Question : Salam alaykoum
J’ai acheté un appartement en Algérie par facilité, je n’arrivais plus à payer les mensualités. Ma sœur s’est proposée de s’associer avec moi et a réglé l’autre moitié. Quelques mois plus tard, mon conjoint lui a proposé de lui rendre son argent, pour que l’appartement soit à nous, dans le but d’y vivre avec mes enfants mais ma sœur a refusé son offre, prétextant une éventuelle plus-value. Étant donné que je ne compte pas vendre cet appartement, puis-je lui rendre la somme qu’elle a versée ? Suis-je dans mon droit vis-à-vis d’Allah Azzawajel ou est-ce une injustice ? Cet appartement n’était pas terminé et les papiers sont à mon nom. Je voudrais savoir quelle est la solution la plus adéquate à cette situation, car je compte y vivre avec mes enfants et elle y voit un investissement.
Jazakoum Allahu khayran.
Réponse :
Si elles ont fait un contrat entre elles, même sans papiers, devant Allah azawajel il y a un contrat. C’est-à-dire que l’une comme l’autre a le droit d’habiter dans cet appartement, sauf si la sœur qui s’est associée dit « je laisse tomber, rends-moi mon argent ». Si elle lui a uniquement prêté l’argent, il suffit juste qu’elle rembourse, et sa sœur est obligée de prendre l’argent et de se retirer. Mais si elle est associée, c’est autre chose. Tu peux lui demander avec gentillesse de lui rembourser l’argent, et peut-être qu’avec la douceur elle va accepter de sortir de cette association.

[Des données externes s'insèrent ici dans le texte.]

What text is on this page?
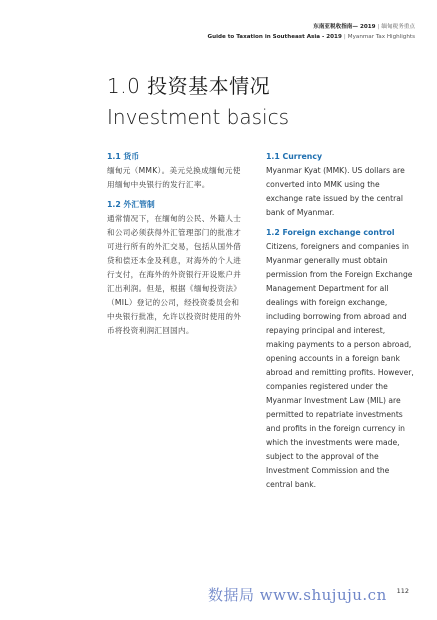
东南亚税收指南— 2019 | 缅甸税务重点
Guide to Taxation in Southeast Asia - 2019 | Myanmar Tax Highlights
1.0 投资基本情况
Investment basics
1.1 货币

缅甸元（MMK）。美元兑换成缅甸元使用缅甸中央银行的发行汇率。

1.2 外汇管制

通常情况下，在缅甸的公民、外籍人士和公司必须获得外汇管理部门的批准才可进行所有的外汇交易，包括从国外借贷和偿还本金及利息，对海外的个人进行支付，在海外的外资银行开设账户并汇出利润。但是，根据《缅甸投资法》（MIL）登记的公司，经投资委员会和中央银行批准，允许以投资时使用的外币将投资利润汇回国内。

1.1 Currency

Myanmar Kyat (MMK). US dollars are converted into MMK using the exchange rate issued by the central bank of Myanmar.

1.2 Foreign exchange control

Citizens, foreigners and companies in Myanmar generally must obtain permission from the Foreign Exchange Management Department for all dealings with foreign exchange, including borrowing from abroad and repaying principal and interest, making payments to a person abroad, opening accounts in a foreign bank abroad and remitting profits. However, companies registered under the Myanmar Investment Law (MIL) are permitted to repatriate investments and profits in the foreign currency in which the investments were made, subject to the approval of the Investment Commission and the central bank.

数据局 www.shujuju.cn 112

Elles n’ont pas le même but en fait, la première souhaite y vivre, peut-être pour faire hijra, en tout cas c’est pour y habiter avec son mari et ses enfants. Alors que la deuxième voit ça comme un investissement, elle ne veut pas y vivre, peut-être pense-t-elle qu’elle va gagner plus d’argent en le vendant.
Qadar Allah wa shafaahel. Normalement, l’argent d’une association entre des personnes, tu ne peux pas la rembourser sauf si l’une des parties accepte. Qu’Allah te facilite ma sœur. Il y a peut-être la possibilité de lui racheter sa partie en donnant un peu plus, mais il y aura un désavantage pour la première sœur.